Detail old house across the street

Markups raison d'être

Jan. 29, 2007, 9:30 a.m. — 0 comments

David Megginson posted a follow up on his earlier take on JSON, which contains an excellent example/explanation on the advantages of markup compared to hard wired data structures.

He starts of with a simple names example and ends up with the following JSON structure, in a futile attempt to design the be-all-end-all of names data structures:

>    {"type": "name", "gender": "male", "prefix": "Don",
>      "given-name": "Alonso", "surname": "Quixote",
>      "surname-after-given-names": true, "postfix": "de la Mancha"}

Where the minimal needed markup would still be:

>    <name gender="male">Don Alonso <surname>Quixote</surname> de la Mancha</name>

Granted: the JSON code contains a lot more semantic information about it's content, and that's why it's so much more complicated. But that is exactly the point: with XML (or markup in general) you can leave your data structures underspecified like Don Quixote's name, still have meaningful semantic annotations in parts of them, and then later go on and add other information to the data. Properly written clients (i.e. that don't depend on the exact number of XML elements below name) will continue to work without noticing.

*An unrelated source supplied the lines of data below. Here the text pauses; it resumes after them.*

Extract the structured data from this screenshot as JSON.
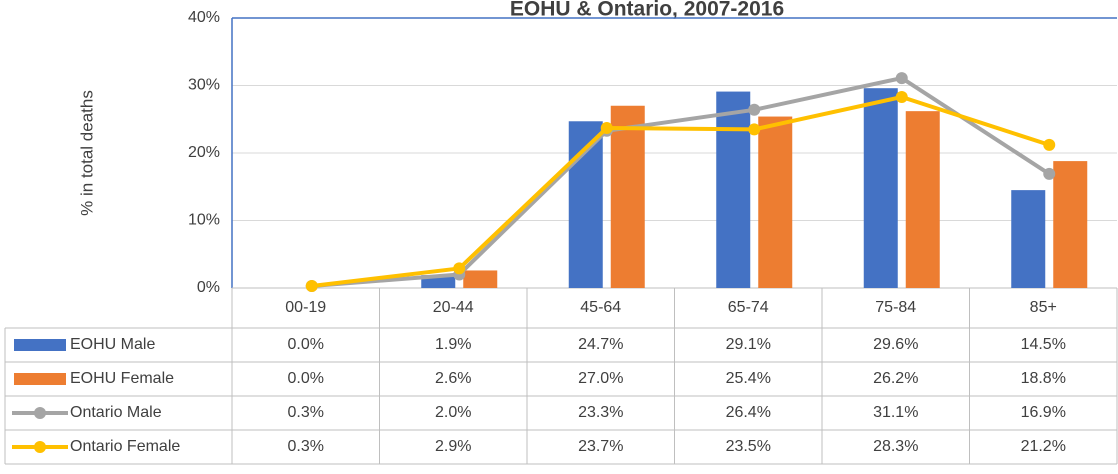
{
  "chart_data": {
    "type": "bar",
    "title": "EOHU & Ontario, 2007-2016",
    "y_label": "% in total deaths",
    "categories": [
      "00-19",
      "20-44",
      "45-64",
      "65-74",
      "75-84",
      "85+"
    ],
    "ylim": [
      0,
      40
    ],
    "yticks": [
      {
        "value": 0,
        "label": "0%"
      },
      {
        "value": 10,
        "label": "10%"
      },
      {
        "value": 20,
        "label": "20%"
      },
      {
        "value": 30,
        "label": "30%"
      },
      {
        "value": 40,
        "label": "40%"
      }
    ],
    "grid": true,
    "series": [
      {
        "name": "EOHU Male",
        "type": "bar",
        "color": "#4472c4",
        "values": [
          0.0,
          1.9,
          24.7,
          29.1,
          29.6,
          14.5
        ],
        "value_labels": [
          "0.0%",
          "1.9%",
          "24.7%",
          "29.1%",
          "29.6%",
          "14.5%"
        ]
      },
      {
        "name": "EOHU Female",
        "type": "bar",
        "color": "#ed7d31",
        "values": [
          0.0,
          2.6,
          27.0,
          25.4,
          26.2,
          18.8
        ],
        "value_labels": [
          "0.0%",
          "2.6%",
          "27.0%",
          "25.4%",
          "26.2%",
          "18.8%"
        ]
      },
      {
        "name": "Ontario Male",
        "type": "line",
        "color": "#a5a5a5",
        "values": [
          0.3,
          2.0,
          23.3,
          26.4,
          31.1,
          16.9
        ],
        "value_labels": [
          "0.3%",
          "2.0%",
          "23.3%",
          "26.4%",
          "31.1%",
          "16.9%"
        ]
      },
      {
        "name": "Ontario Female",
        "type": "line",
        "color": "#ffc000",
        "values": [
          0.3,
          2.9,
          23.7,
          23.5,
          28.3,
          21.2
        ],
        "value_labels": [
          "0.3%",
          "2.9%",
          "23.7%",
          "23.5%",
          "28.3%",
          "21.2%"
        ]
      }
    ]
  }
}
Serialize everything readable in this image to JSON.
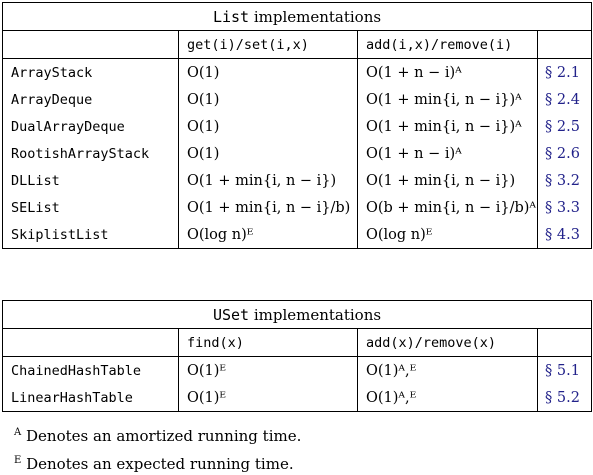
{
  "list_table": {
    "title_prefix": "List",
    "title_rest": " implementations",
    "headers": [
      "",
      "get(i)/set(i,x)",
      "add(i,x)/remove(i)",
      ""
    ],
    "rows": [
      {
        "name": "ArrayStack",
        "get": "O(1)",
        "add": "O(1 + n − i)ᴬ",
        "ref": "§ 2.1"
      },
      {
        "name": "ArrayDeque",
        "get": "O(1)",
        "add": "O(1 + min{i, n − i})ᴬ",
        "ref": "§ 2.4"
      },
      {
        "name": "DualArrayDeque",
        "get": "O(1)",
        "add": "O(1 + min{i, n − i})ᴬ",
        "ref": "§ 2.5"
      },
      {
        "name": "RootishArrayStack",
        "get": "O(1)",
        "add": "O(1 + n − i)ᴬ",
        "ref": "§ 2.6"
      },
      {
        "name": "DLList",
        "get": "O(1 + min{i, n − i})",
        "add": "O(1 + min{i, n − i})",
        "ref": "§ 3.2"
      },
      {
        "name": "SEList",
        "get": "O(1 + min{i, n − i}/b)",
        "add": "O(b + min{i, n − i}/b)ᴬ",
        "ref": "§ 3.3"
      },
      {
        "name": "SkiplistList",
        "get": "O(log n)ᴱ",
        "add": "O(log n)ᴱ",
        "ref": "§ 4.3"
      }
    ]
  },
  "uset_table": {
    "title_prefix": "USet",
    "title_rest": " implementations",
    "headers": [
      "",
      "find(x)",
      "add(x)/remove(x)",
      ""
    ],
    "rows": [
      {
        "name": "ChainedHashTable",
        "find": "O(1)ᴱ",
        "add": "O(1)ᴬ,ᴱ",
        "ref": "§ 5.1"
      },
      {
        "name": "LinearHashTable",
        "find": "O(1)ᴱ",
        "add": "O(1)ᴬ,ᴱ",
        "ref": "§ 5.2"
      }
    ]
  },
  "footnotes": {
    "a_mark": "A",
    "a_text": "Denotes an amortized running time.",
    "e_mark": "E",
    "e_text": "Denotes an expected running time."
  },
  "colors": {
    "ref_link": "#22228a"
  }
}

Data structures such as the JSON code above require you to actually specify all this stuff upfront, and adding to them later will break any existing clients.

Great post, go read it.

PS: Sean McGrath elaborates.

Tim Bray on links

Jan. 21, 2007, 10:57 a.m. — 0 comments

Tim Bray on links:

Solution: Link Bundles? – If we really care about links being useful in the long term (and we should), maybe we need to abandon the notion that a single pointer is the right way to make one that matters. If I want to link to Accenture or Bob Dylan or Chartres Cathedral, I can think of three plausible ways: via the "official" sites, the Wikipedia entries, and Google searches for the names. [More generally, I should say: direct links, online reference-resource links, and search-based links. I'll come back to that.]

I wonder why someone would want a Google link? Every browser I've used recently has some sort of "highlight term and search" function, and with that function I can pick my search engine myself, plus it's more future proof than a static document. I don't think this adds any value for the user, and it's also semantically awkward - imagine search-linking to "miserable failure"; what is the meaning of that? Not to talk about links being fragile ...

But the multi-link idea is indeed needed and implemented on many webpages, though typically as a special page about a e.g. certain company with links to all related information - web page, stock ticker, recent announcements, articles. The question is not if people need multi-links but rather if they need a special technical solution for that. What would be the benefit of XLink over this way of simply implementing it on top of HTML?

Extensible modules in XSLT and XQuery

Jan. 20, 2007, 1:14 p.m. — 0 comments

Michael Kay notices something on the extensibility of XSLT vs. XQuery code:

(2) It's interesting to note how hard it would be to do this in XQuery. The main XQueryX stylesheet certainly benefits immensely from XSLT's top-down apply-templates processing model, but in theory it could have been written in XQuery. The modification layer, however, that changes the behaviour of the transformation to do something slightly different, would be quite impossible to add without modifying the source code of the original query. This is an observation I've made in a number of larger applications: once you want to write code that can be reused for more than one task, XSLT has quite a few features that make it a stronger candidate for the job than XQuery.

Where "this" is importing an existing stylesheet and overwriting part of it's implementation by redefining a specific template. This is indeed something that is currently very difficult in XQuery. Templates are somewhat like a function in XSLT, and it's possible to selectively overwrite/replace certain templates/functions.

Quite remarkably this kind of extensibility wouldn't even possible if XQuery had higher order functions - in that case the original module would have had to anticipate that someone might want to replace that certain function.